While lately all the car app news has been about Uber and its latest New Year’s hijinks, Lyft is also getting some serious headlines of its own thanks to a massive and unexpected investment from General Motors. Lyft will have $500 million to work with, bringing Lyft’s value up to $4.5 billion and raising a whole lot of questions, too.
First question: Does GM actually want to enter the taxi app service? Probably not – but it does want to create long-term connections with these companies for future auto tech profit…and creates a way for GM to reach customers in new ways. Point in case – the Lyft deal will include short-term car rental hubs where GM will provide cars that people can briefly rent instead of calling a taxi. GM has made a number of these deals in the past several years, using smaller companies as incubators for various ideas and services to lower its own risk.
Of course, this also raises questions about self-driving cars, which Lyft has specifically reported interest in developing (them and everyone else). Is GM about to announce its own driverless car prototypes? Probably not.

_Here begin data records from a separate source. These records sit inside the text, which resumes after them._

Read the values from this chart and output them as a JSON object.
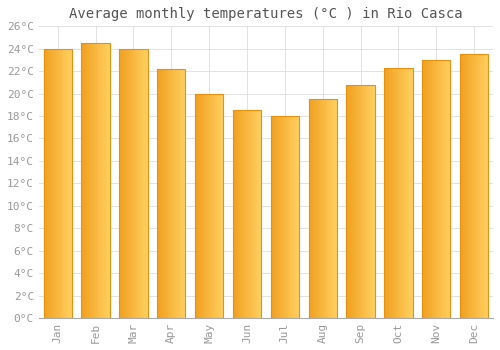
{
  "months": [
    "Jan",
    "Feb",
    "Mar",
    "Apr",
    "May",
    "Jun",
    "Jul",
    "Aug",
    "Sep",
    "Oct",
    "Nov",
    "Dec"
  ],
  "values": [
    24.0,
    24.5,
    24.0,
    22.2,
    20.0,
    18.5,
    18.0,
    19.5,
    20.8,
    22.3,
    23.0,
    23.5
  ],
  "bar_color_left": "#F0A020",
  "bar_color_right": "#FFD060",
  "bar_edge_color": "#E89010",
  "title": "Average monthly temperatures (°C ) in Rio Casca",
  "ylim": [
    0,
    26
  ],
  "yticks": [
    0,
    2,
    4,
    6,
    8,
    10,
    12,
    14,
    16,
    18,
    20,
    22,
    24,
    26
  ],
  "ytick_labels": [
    "0°C",
    "2°C",
    "4°C",
    "6°C",
    "8°C",
    "10°C",
    "12°C",
    "14°C",
    "16°C",
    "18°C",
    "20°C",
    "22°C",
    "24°C",
    "26°C"
  ],
  "background_color": "#FFFFFF",
  "grid_color": "#DDDDDD",
  "title_fontsize": 10,
  "tick_fontsize": 8,
  "font_family": "monospace",
  "tick_color": "#999999"
}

While the new rental hubs could indeed be a path toward self-driving automobiles in major cities, GM appears more interested in exploring that path and its short-term implications than trying to catch up to far-sighted companies like Uber and Google.
Fortunately, that’s good news for consumers. With focus on the here and now, the GM and Lyft partnership could provide particularly bountiful, working on the kinks on just how people will learn about, approach, and eventually use self-driving cars.
Other proposed projects between the two companies include wider availability of OnStar services, and what appears to be a series of joint apps that will work with offerings from both companies. At this point, it’s difficult to say just when the partnership will bear fruit for on-the-road drivers, but their joint venture planning seems solidly in place.